何も出来ない歯がゆさを味わいながら、励ます言葉を口にした。
「大丈夫ですか? もう少しで病院だから」
「だめ! もう、産まれるっ!!」
「ええっ! 産まれる? 妊婦⁉ コートで隠れて気がつかなかった! もう少し我慢して!」
こんなに細い腕の女性が、まさか妊婦だったなんて……。
寒い冬空の中、何故こんな状態でひとりだったのか気に掛かった。
「ううっ」
額に汗を浮かべ、苦しみに耐えている彼女に戸惑うばかりで、何かをしてあげる事も出来ない。
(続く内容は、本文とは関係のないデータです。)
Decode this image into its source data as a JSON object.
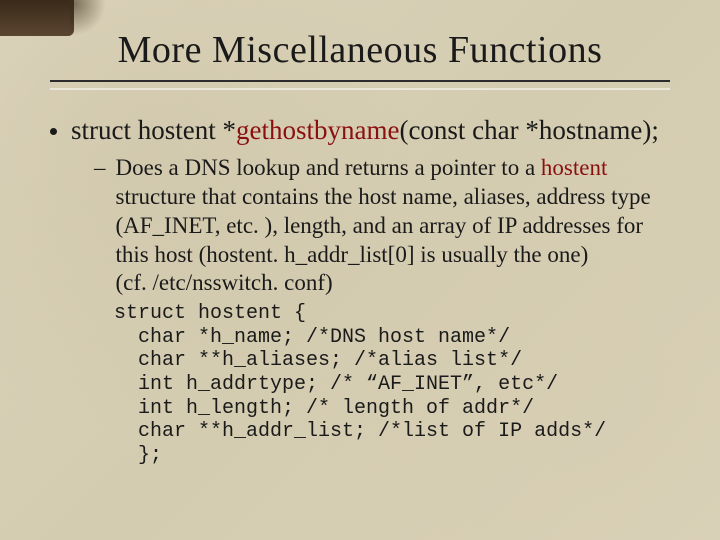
{
  "title": "More Miscellaneous Functions",
  "bullet": {
    "prefix": "struct hostent *",
    "funcname": "gethostbyname",
    "suffix": "(const char *hostname);"
  },
  "sub": {
    "part1": "Does a DNS lookup and returns a pointer to a ",
    "hostent": "hostent",
    "part2": " structure that contains the host name, aliases, address type (AF_INET, etc. ), length, and an array of IP addresses for this host (hostent. h_addr_list[0] is usually the one)\n(cf. /etc/nsswitch. conf)"
  },
  "code": "struct hostent {\n  char *h_name; /*DNS host name*/\n  char **h_aliases; /*alias list*/\n  int h_addrtype; /* “AF_INET”, etc*/\n  int h_length; /* length of addr*/\n  char **h_addr_list; /*list of IP adds*/\n  };"
}
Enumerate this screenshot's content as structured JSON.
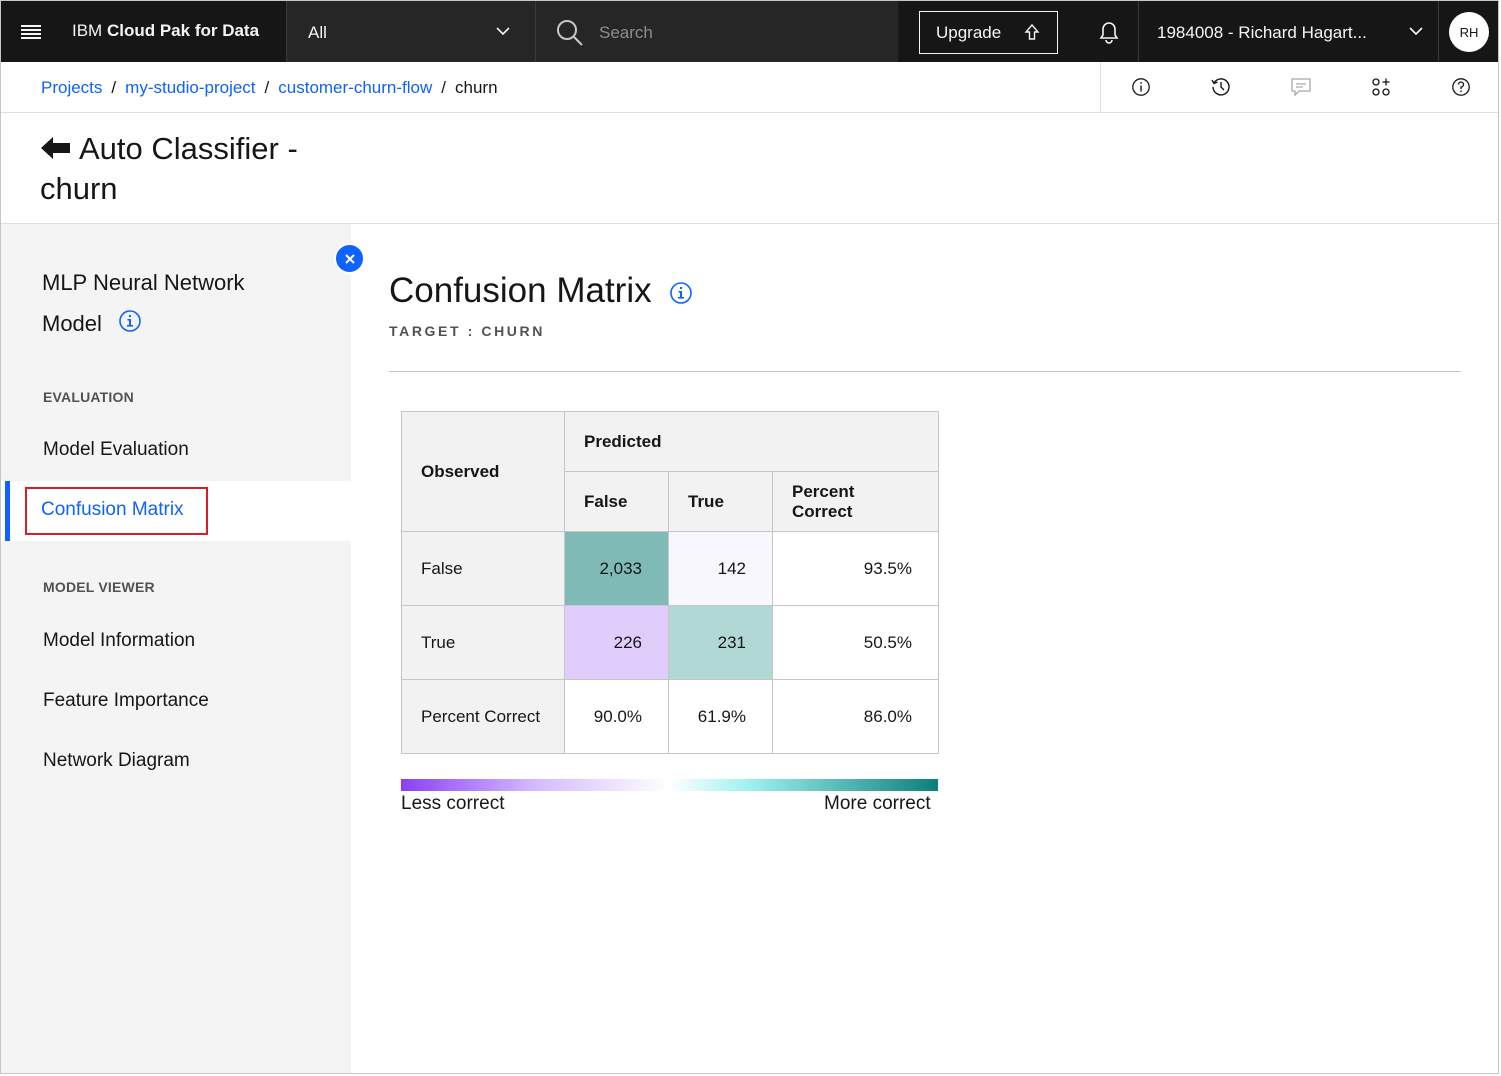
{
  "header": {
    "brand_prefix": "IBM",
    "brand_name": "Cloud Pak for Data",
    "scope": "All",
    "search_placeholder": "Search",
    "upgrade_label": "Upgrade",
    "account": "1984008 - Richard Hagart...",
    "avatar_initials": "RH"
  },
  "breadcrumb": {
    "items": [
      "Projects",
      "my-studio-project",
      "customer-churn-flow"
    ],
    "current": "churn",
    "separator": "/"
  },
  "page": {
    "title": "Auto Classifier - churn"
  },
  "sidebar": {
    "model_title": "MLP Neural Network Model",
    "sections": [
      {
        "heading": "EVALUATION",
        "items": [
          "Model Evaluation",
          "Confusion Matrix"
        ]
      },
      {
        "heading": "MODEL VIEWER",
        "items": [
          "Model Information",
          "Feature Importance",
          "Network Diagram"
        ]
      }
    ],
    "active_item": "Confusion Matrix"
  },
  "main": {
    "title": "Confusion Matrix",
    "target": "TARGET : CHURN",
    "table": {
      "observed_header": "Observed",
      "predicted_header": "Predicted",
      "columns": [
        "False",
        "True",
        "Percent Correct"
      ],
      "rows": [
        {
          "label": "False",
          "values": [
            "2,033",
            "142",
            "93.5%"
          ]
        },
        {
          "label": "True",
          "values": [
            "226",
            "231",
            "50.5%"
          ]
        },
        {
          "label": "Percent Correct",
          "values": [
            "90.0%",
            "61.9%",
            "86.0%"
          ]
        }
      ]
    },
    "legend": {
      "low": "Less correct",
      "high": "More correct"
    }
  },
  "colors": {
    "accent": "#0f62fe",
    "highlight_box": "#da1e28",
    "cell_tp_false": "#7fbab6",
    "cell_fp": "#f8f7fe",
    "cell_fn": "#e0cdfc",
    "cell_tp_true": "#b2d8d6"
  },
  "icons": [
    "menu-icon",
    "chevron-down-icon",
    "search-icon",
    "upload-icon",
    "notification-icon",
    "info-icon",
    "history-icon",
    "comment-icon",
    "apps-icon",
    "help-icon",
    "arrow-left-icon",
    "close-icon"
  ]
}
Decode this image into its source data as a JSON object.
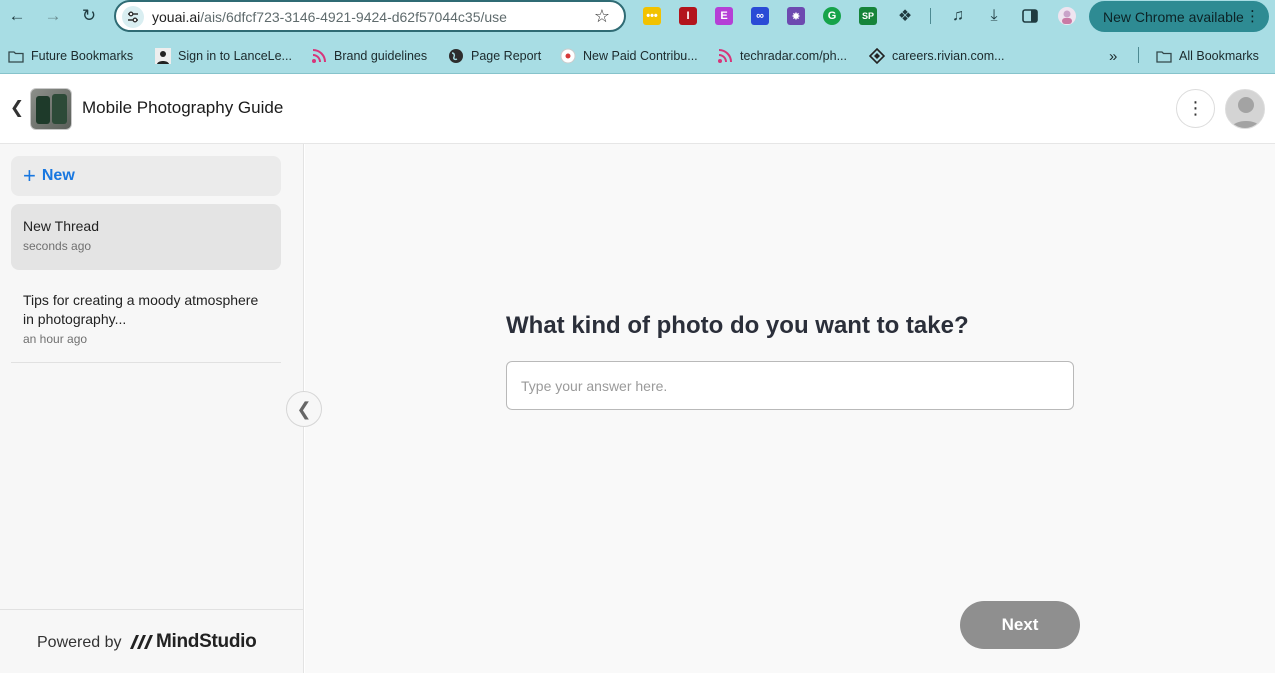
{
  "browser": {
    "url_host": "youai.ai",
    "url_path": "/ais/6dfcf723-3146-4921-9424-d62f57044c35/use",
    "update_label": "New Chrome available",
    "extensions": [
      {
        "name": "ext-yellow",
        "glyph": "•••",
        "color": "#f2c200"
      },
      {
        "name": "ext-red",
        "glyph": "I",
        "color": "#b3141c"
      },
      {
        "name": "ext-purple",
        "glyph": "E",
        "color": "#b53fd6"
      },
      {
        "name": "ext-link",
        "glyph": "∞",
        "color": "#2a4bd6"
      },
      {
        "name": "ext-asterisk",
        "glyph": "✸",
        "color": "#6d4ab0"
      },
      {
        "name": "ext-grammarly",
        "glyph": "G",
        "color": "#16a34a"
      },
      {
        "name": "ext-sp",
        "glyph": "SP",
        "color": "#16843a"
      }
    ]
  },
  "bookmarks": {
    "items": [
      {
        "label": "Future Bookmarks",
        "icon": "folder-icon"
      },
      {
        "label": "Sign in to LanceLe...",
        "icon": "person-icon"
      },
      {
        "label": "Brand guidelines",
        "icon": "rss-icon"
      },
      {
        "label": "Page Report",
        "icon": "globe-icon"
      },
      {
        "label": "New Paid Contribu...",
        "icon": "record-icon"
      },
      {
        "label": "techradar.com/ph...",
        "icon": "rss-icon"
      },
      {
        "label": "careers.rivian.com...",
        "icon": "diamond-icon"
      }
    ],
    "more": "»",
    "all_label": "All Bookmarks"
  },
  "app": {
    "title": "Mobile Photography Guide"
  },
  "sidebar": {
    "new_label": "New",
    "threads": [
      {
        "title": "New Thread",
        "time": "seconds ago"
      },
      {
        "title": "Tips for creating a moody atmosphere in photography...",
        "time": "an hour ago"
      }
    ],
    "powered_by": "Powered by",
    "brand": "MindStudio"
  },
  "main": {
    "question": "What kind of photo do you want to take?",
    "answer_value": "",
    "answer_placeholder": "Type your answer here.",
    "next_label": "Next"
  },
  "colors": {
    "chrome": "#a8dde4",
    "accent": "#1877e0",
    "next_disabled": "#8f8f8f"
  }
}
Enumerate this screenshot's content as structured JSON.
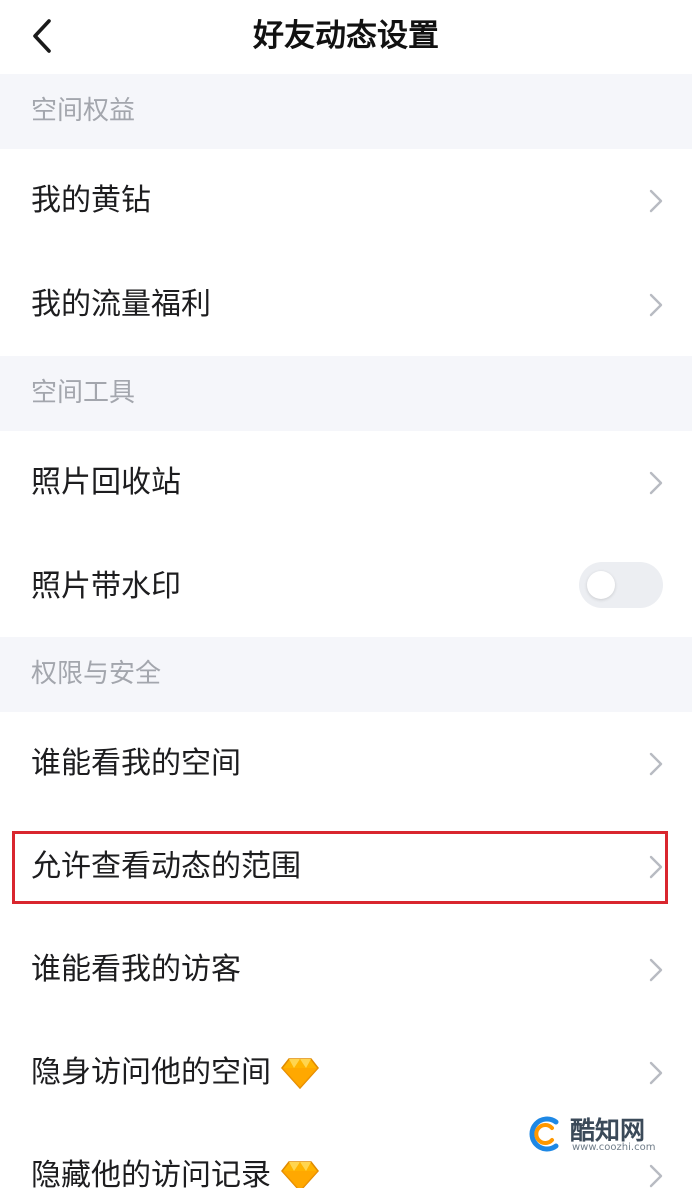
{
  "header": {
    "title": "好友动态设置",
    "back_icon": "chevron-left-icon"
  },
  "sections": [
    {
      "title": "空间权益",
      "items": [
        {
          "label": "我的黄钻"
        },
        {
          "label": "我的流量福利"
        }
      ]
    },
    {
      "title": "空间工具",
      "items": [
        {
          "label": "照片回收站"
        },
        {
          "label": "照片带水印",
          "toggle": false
        }
      ]
    },
    {
      "title": "权限与安全",
      "items": [
        {
          "label": "谁能看我的空间"
        },
        {
          "label": "允许查看动态的范围",
          "highlighted": true
        },
        {
          "label": "谁能看我的访客"
        },
        {
          "label": "隐身访问他的空间",
          "badge_icon": "diamond-icon"
        },
        {
          "label": "隐藏他的访问记录",
          "badge_icon": "diamond-icon"
        }
      ]
    }
  ],
  "watermark": {
    "name": "酷知网",
    "url": "www.coozhi.com"
  },
  "colors": {
    "highlight_border": "#d9262e",
    "section_bg": "#f5f6fa",
    "section_text": "#a3a6ad",
    "chevron": "#b8bbc2"
  }
}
女性は、大変な思いをして命を産み出すというのに、男というのものは、こんな時に何も出来ないのだ。
いや、以前から自分は何も出来ないでいた。
「ううっ」
突然の出来事に思考が散らばって考えがまとまらない。
今は目の前にいる女性が、無事に病院に着いてくれるように集中しよう。
「大丈夫ですか? あと少しで病院に着きますよ」
「ううっ」
病院に着くと看護師さんが夜間出入り口で待機していた。
これで一安心と、ストレッチャーに彼女を乗せ、ボストンバッグを手渡そうと持ち上げた。
その瞬間、看護師さんから一言。
「はい、パパさんは荷物を持ってついて来て!」
「えっ? ああ」
パパさんでは無いけど、確かにこんなに苦しんでいる人に荷物を渡すのは気が引ける。荷物ぐらい運んであげよう。と、ストレッチャーに乗る彼女と共に病院の中へ入った。
分娩室に向かうために廊下を進んで行く。
ストレッチャーの上にいる彼女が苦しそうに手を伸ばした。
そんな彼女の手を握り、励ます事しかできない。
「大丈夫か? がんばれ!」
激しい痛みを逃すようにギュッと手を握り返してくる。
今は、無事に出産を終える事を祈るばかりだ。
「あー、意外と早く進んじゃったのね。あと3日は掛かると思ったのに」
ベテランの看護師さんは慣れているのか、そんな呑気なことを言っている。
恰幅もよく圧がある雰囲気でこの病院の産科の支配者なのかもしれない。
「うーっ。ううっっ」
「あー、まだ、いきんじゃ、ダメよ。あっ、パパは、こっちで消毒してエプロンとマスク、キャップを付けてね」
「えっ?」
何、もしかして……?
「ほら、産まれちゃうわよ。早くして!」
「えええっ?」
”いや、通りすがりの歩行者Aなんです”と言っても、この看護師さんは聞いてくれそうも無い。でも、本当に通りすがりの歩行者Aなんです。